PPATK: Transaksi Keuangan dari Jaringan Narkoba di Indonesia Mencapai Rp23 Triliun

- 6 April 2021, 14:06 WIB
Kepala Pusat Pelaporan dan Analisis Transaksi Keuangan (PPATK) Dian Ediana Rae saat menjadi keynote speaker Webinar Diskusi Kontemporer dengan tema megupas urgensi pembahasan RUU Pembatasan Transaksi Uang Kartal, Selasa 6 April 2021.
Kepala Pusat Pelaporan dan Analisis Transaksi Keuangan (PPATK) Dian Ediana Rae saat menjadi keynote speaker Webinar Diskusi Kontemporer dengan tema megupas urgensi pembahasan RUU Pembatasan Transaksi Uang Kartal, Selasa 6 April 2021. /Tangkapan layar Youtube @PPATK

ISU BOGOR - Kepala Pusat Pelaporan dan Analisis Transaksi Keuangan (PPATK) Dian Ediana Rae menegaskan bisnis narkoba di Indonesia sangat luar biasa. Pihaknya mengklaim berhasil menelusuri dan meneliti transaksi kejahatan narkoba yang nilainya mencapai Rp23 triliun.

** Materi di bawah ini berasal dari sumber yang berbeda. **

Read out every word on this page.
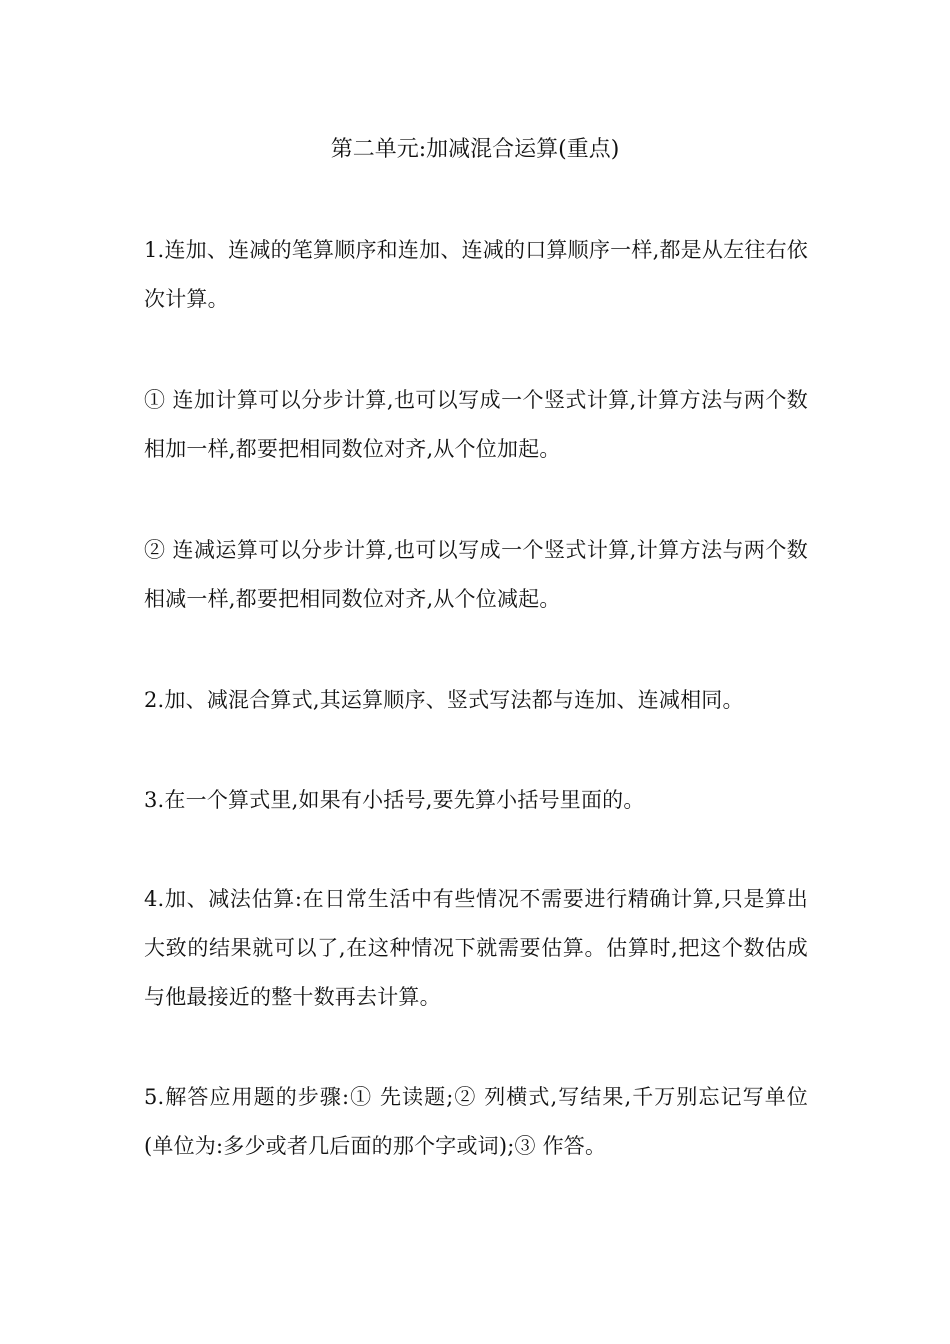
第二单元:加减混合运算(重点)

1.连加、连减的笔算顺序和连加、连减的口算顺序一样,都是从左往右依次计算。

① 连加计算可以分步计算,也可以写成一个竖式计算,计算方法与两个数相加一样,都要把相同数位对齐,从个位加起。

② 连减运算可以分步计算,也可以写成一个竖式计算,计算方法与两个数相减一样,都要把相同数位对齐,从个位减起。

2.加、减混合算式,其运算顺序、竖式写法都与连加、连减相同。

3.在一个算式里,如果有小括号,要先算小括号里面的。

4.加、减法估算:在日常生活中有些情况不需要进行精确计算,只是算出大致的结果就可以了,在这种情况下就需要估算。估算时,把这个数估成与他最接近的整十数再去计算。

5.解答应用题的步骤:① 先读题;② 列横式,写结果,千万别忘记写单位(单位为:多少或者几后面的那个字或词);③ 作答。
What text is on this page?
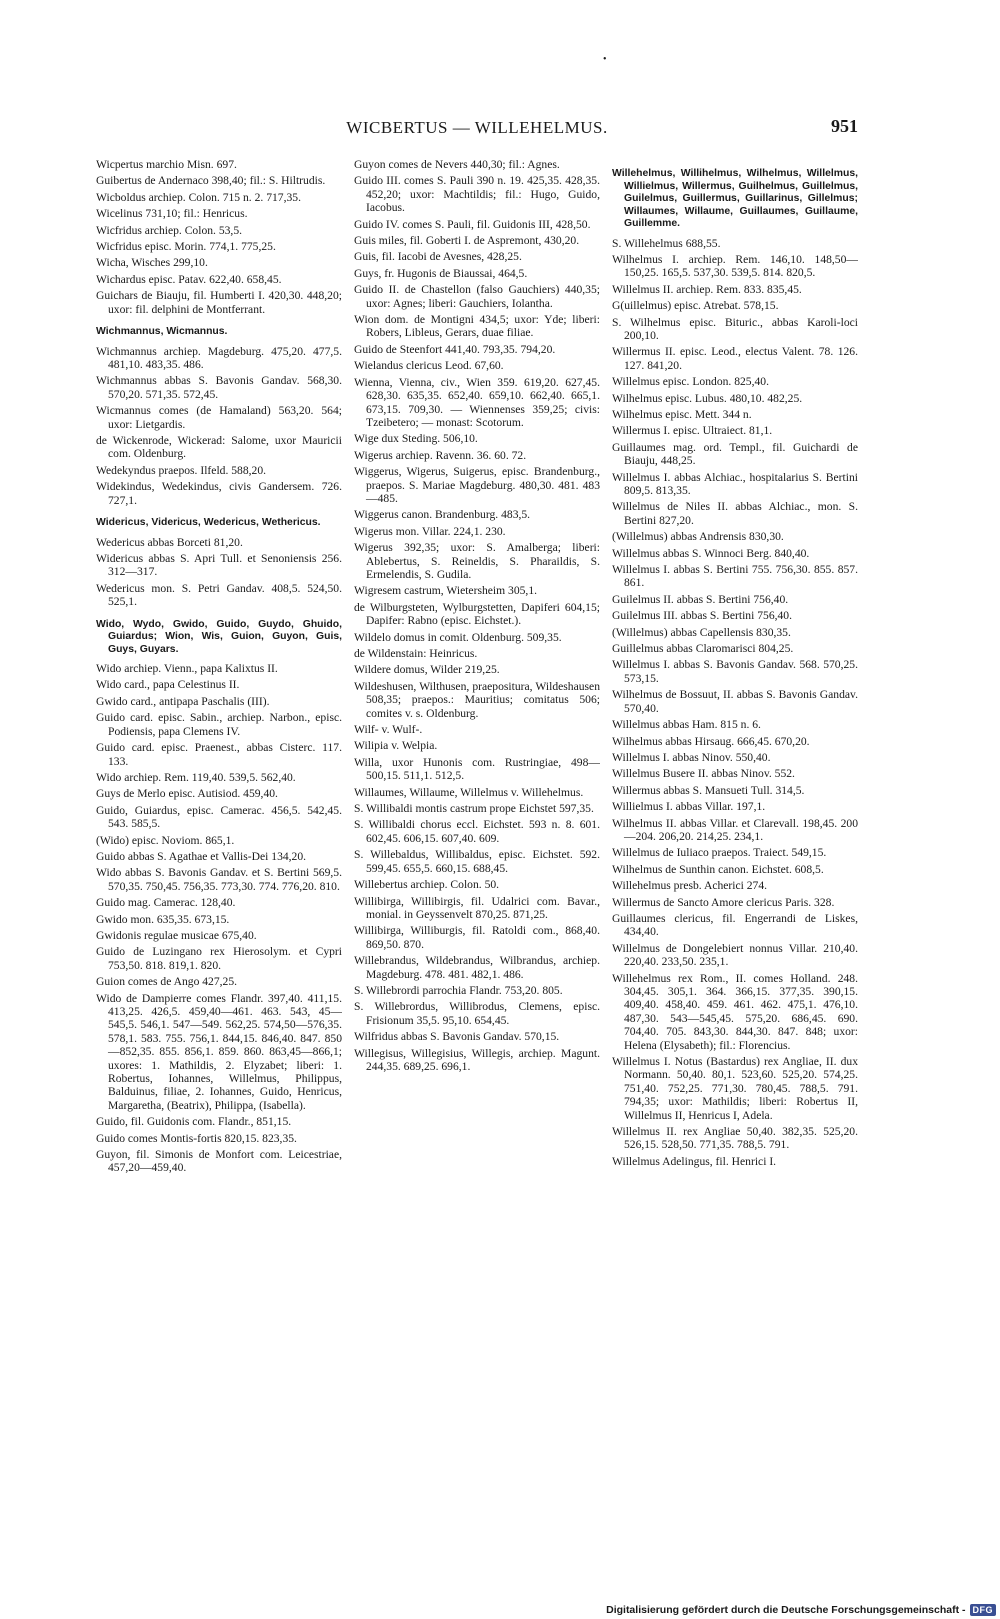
•
WICBERTUS — WILLEHELMUS.	951
Wicpertus marchio Misn. 697.
Guibertus de Andernaco 398,40; fil.: S. Hiltrudis.
Wicboldus archiep. Colon. 715 n. 2. 717,35.
Wicelinus 731,10; fil.: Henricus.
Wicfridus archiep. Colon. 53,5.
Wicfridus episc. Morin. 774,1. 775,25.
Wicha, Wisches 299,10.
Wichardus episc. Patav. 622,40. 658,45.
Guichars de Biauju, fil. Humberti I. 420,30. 448,20; uxor: fil. delphini de Montferrant.
Wichmannus, Wicmannus.
Wichmannus archiep. Magdeburg. 475,20. 477,5. 481,10. 483,35. 486.
Wichmannus abbas S. Bavonis Gandav. 568,30. 570,20. 571,35. 572,45.
Wicmannus comes (de Hamaland) 563,20. 564; uxor: Lietgardis.
de Wickenrode, Wickerad: Salome, uxor Mauricii com. Oldenburg.
Wedekyndus praepos. Ilfeld. 588,20.
Widekindus, Wedekindus, civis Gandersem. 726. 727,1.
Widericus, Videricus, Wedericus, Wethericus.
Wedericus abbas Borceti 81,20.
Widericus abbas S. Apri Tull. et Senoniensis 256. 312—317.
Wedericus mon. S. Petri Gandav. 408,5. 524,50. 525,1.
Wido, Wydo, Gwido, Guido, Guydo, Ghuido, Guiardus; Wion, Wis, Guion, Guyon, Guis, Guys, Guyars.
Wido archiep. Vienn., papa Kalixtus II.
Wido card., papa Celestinus II.
Gwido card., antipapa Paschalis (III).
Guido card. episc. Sabin., archiep. Narbon., episc. Podiensis, papa Clemens IV.
Guido card. episc. Praenest., abbas Cisterc. 117. 133.
Wido archiep. Rem. 119,40. 539,5. 562,40.
Guys de Merlo episc. Autisiod. 459,40.
Guido, Guiardus, episc. Camerac. 456,5. 542,45. 543. 585,5.
(Wido) episc. Noviom. 865,1.
Guido abbas S. Agathae et Vallis-Dei 134,20.
Wido abbas S. Bavonis Gandav. et S. Bertini 569,5. 570,35. 750,45. 756,35. 773,30. 774. 776,20. 810.
Guido mag. Camerac. 128,40.
Gwido mon. 635,35. 673,15.
Gwidonis regulae musicae 675,40.
Guido de Luzingano rex Hierosolym. et Cypri 753,50. 818. 819,1. 820.
Guion comes de Ango 427,25.
Wido de Dampierre comes Flandr. 397,40. 411,15. 413,25. 426,5. 459,40—461. 463. 543, 45—545,5. 546,1. 547—549. 562,25. 574,50—576,35. 578,1. 583. 755. 756,1. 844,15. 846,40. 847. 850—852,35. 855. 856,1. 859. 860. 863,45—866,1; uxores: 1. Mathildis, 2. Elyzabet; liberi: 1. Robertus, Iohannes, Willelmus, Philippus, Balduinus, filiae, 2. Iohannes, Guido, Henricus, Margaretha, (Beatrix), Philippa, (Isabella).
Guido, fil. Guidonis com. Flandr., 851,15.
Guido comes Montis-fortis 820,15. 823,35.
Guyon, fil. Simonis de Monfort com. Leicestriae, 457,20—459,40.
Guyon comes de Nevers 440,30; fil.: Agnes.
Guido III. comes S. Pauli 390 n. 19. 425,35. 428,35. 452,20; uxor: Machtildis; fil.: Hugo, Guido, Iacobus.
Guido IV. comes S. Pauli, fil. Guidonis III, 428,50.
Guis miles, fil. Goberti I. de Aspremont, 430,20.
Guis, fil. Iacobi de Avesnes, 428,25.
Guys, fr. Hugonis de Biaussai, 464,5.
Guido II. de Chastellon (falso Gauchiers) 440,35; uxor: Agnes; liberi: Gauchiers, Iolantha.
Wion dom. de Montigni 434,5; uxor: Yde; liberi: Robers, Libleus, Gerars, duae filiae.
Guido de Steenfort 441,40. 793,35. 794,20.
Wielandus clericus Leod. 67,60.
Wienna, Vienna, civ., Wien 359. 619,20. 627,45. 628,30. 635,35. 652,40. 659,10. 662,40. 665,1. 673,15. 709,30. — Wiennenses 359,25; civis: Tzeibetero; — monast: Scotorum.
Wige dux Steding. 506,10.
Wigerus archiep. Ravenn. 36. 60. 72.
Wiggerus, Wigerus, Suigerus, episc. Brandenburg., praepos. S. Mariae Magdeburg. 480,30. 481. 483—485.
Wiggerus canon. Brandenburg. 483,5.
Wigerus mon. Villar. 224,1. 230.
Wigerus 392,35; uxor: S. Amalberga; liberi: Ablebertus, S. Reineldis, S. Pharaildis, S. Ermelendis, S. Gudila.
Wigresem castrum, Wietersheim 305,1.
de Wilburgsteten, Wylburgstetten, Dapiferi 604,15; Dapifer: Rabno (episc. Eichstet.).
Wildelo domus in comit. Oldenburg. 509,35.
de Wildenstain: Heinricus.
Wildere domus, Wilder 219,25.
Wildeshusen, Wilthusen, praepositura, Wildeshausen 508,35; praepos.: Mauritius; comitatus 506; comites v. s. Oldenburg.
Wilf- v. Wulf-.
Wilipia v. Welpia.
Willa, uxor Hunonis com. Rustringiae, 498—500,15. 511,1. 512,5.
Willaumes, Willaume, Willelmus v. Willehelmus.
S. Willibaldi montis castrum prope Eichstet 597,35.
S. Willibaldi chorus eccl. Eichstet. 593 n. 8. 601. 602,45. 606,15. 607,40. 609.
S. Willebaldus, Willibaldus, episc. Eichstet. 592. 599,45. 655,5. 660,15. 688,45.
Willebertus archiep. Colon. 50.
Willibirga, Willibirgis, fil. Udalrici com. Bavar., monial. in Geyssenvelt 870,25. 871,25.
Willibirga, Williburgis, fil. Ratoldi com., 868,40. 869,50. 870.
Willebrandus, Wildebrandus, Wilbrandus, archiep. Magdeburg. 478. 481. 482,1. 486.
S. Willebrordi parrochia Flandr. 753,20. 805.
S. Willebrordus, Willibrodus, Clemens, episc. Frisionum 35,5. 95,10. 654,45.
Wilfridus abbas S. Bavonis Gandav. 570,15.
Willegisus, Willegisius, Willegis, archiep. Magunt. 244,35. 689,25. 696,1.
Willehelmus, Willihelmus, Wilhelmus, Willelmus, Willielmus, Willermus, Guilhelmus, Guillelmus, Guilelmus, Guillermus, Guillarinus, Gillelmus; Willaumes, Willaume, Guillaumes, Guillaume, Guillemme.
S. Willehelmus 688,55.
Wilhelmus I. archiep. Rem. 146,10. 148,50—150,25. 165,5. 537,30. 539,5. 814. 820,5.
Willelmus II. archiep. Rem. 833. 835,45.
G(uillelmus) episc. Atrebat. 578,15.
S. Wilhelmus episc. Bituric., abbas Karoli-loci 200,10.
Willermus II. episc. Leod., electus Valent. 78. 126. 127. 841,20.
Willelmus episc. London. 825,40.
Wilhelmus episc. Lubus. 480,10. 482,25.
Wilhelmus episc. Mett. 344 n.
Willermus I. episc. Ultraiect. 81,1.
Guillaumes mag. ord. Templ., fil. Guichardi de Biauju, 448,25.
Willelmus I. abbas Alchiac., hospitalarius S. Bertini 809,5. 813,35.
Willelmus de Niles II. abbas Alchiac., mon. S. Bertini 827,20.
(Willelmus) abbas Andrensis 830,30.
Willelmus abbas S. Winnoci Berg. 840,40.
Willelmus I. abbas S. Bertini 755. 756,30. 855. 857. 861.
Guilelmus II. abbas S. Bertini 756,40.
Guilelmus III. abbas S. Bertini 756,40.
(Willelmus) abbas Capellensis 830,35.
Guillelmus abbas Claromarisci 804,25.
Willelmus I. abbas S. Bavonis Gandav. 568. 570,25. 573,15.
Wilhelmus de Bossuut, II. abbas S. Bavonis Gandav. 570,40.
Willelmus abbas Ham. 815 n. 6.
Wilhelmus abbas Hirsaug. 666,45. 670,20.
Willelmus I. abbas Ninov. 550,40.
Willelmus Busere II. abbas Ninov. 552.
Willermus abbas S. Mansueti Tull. 314,5.
Willielmus I. abbas Villar. 197,1.
Wilhelmus II. abbas Villar. et Clarevall. 198,45. 200—204. 206,20. 214,25. 234,1.
Willelmus de Iuliaco praepos. Traiect. 549,15.
Wilhelmus de Sunthin canon. Eichstet. 608,5.
Willehelmus presb. Acherici 274.
Willermus de Sancto Amore clericus Paris. 328.
Guillaumes clericus, fil. Engerrandi de Liskes, 434,40.
Willelmus de Dongelebiert nonnus Villar. 210,40. 220,40. 233,50. 235,1.
Willehelmus rex Rom., II. comes Holland. 248. 304,45. 305,1. 364. 366,15. 377,35. 390,15. 409,40. 458,40. 459. 461. 462. 475,1. 476,10. 487,30. 543—545,45. 575,20. 686,45. 690. 704,40. 705. 843,30. 844,30. 847. 848; uxor: Helena (Elysabeth); fil.: Florencius.
Willelmus I. Notus (Bastardus) rex Angliae, II. dux Normann. 50,40. 80,1. 523,60. 525,20. 574,25. 751,40. 752,25. 771,30. 780,45. 788,5. 791. 794,35; uxor: Mathildis; liberi: Robertus II, Willelmus II, Henricus I, Adela.
Willelmus II. rex Angliae 50,40. 382,35. 525,20. 526,15. 528,50. 771,35. 788,5. 791.
Willelmus Adelingus, fil. Henrici I.
Digitalisierung gefördert durch die Deutsche Forschungsgemeinschaft - DFG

"Uang bisa kita telusuri dan teliti oleh PPATK yang terakhir itu sekitar 23 triliun yang berhasil kita ungkap dari jaringan narkoba," kata Dian saat menjadi keynote speaker Webinar Diskusi Kontemporer dengan tema megupas urgensi pembahasan RUU Pembatasan Transaksi Uang Kartal, Selasa 6 April 2021

Bayangkan, lanjut dia, uang sejumlah itu dipakai untuk meracuni masyarakat Indonesia. Tak hanya itu, banyak juga kejahatan-kejahatan lain.

Baca Juga: Lantik Puluhan Pejabat Fungsional Kabupaten Bogor, Burhanudin Minta Birokrat Kaya Fungsi dan Inovasi

Baca Juga: 21 Pengedar Narkoba Ditangkap, Polisi Sebut Transaksi Banyak Dilakukan di Mal

"Kita melihat misalnya kejadian baru saja mengejutkan banyak masyarakat Indonesia yang menimpa Jiwasraya dan Asabri dan beberapa asuransi lain. Ini membuktikan bahwa pentingnya legal infrastructure dalam mengawasi sistem keuangan," katanya.

Menurutnya, ada beberapa point pokok terkait draft RUU pembatasan uang kartal dan RUU perampasan aset hasil tindak pidana.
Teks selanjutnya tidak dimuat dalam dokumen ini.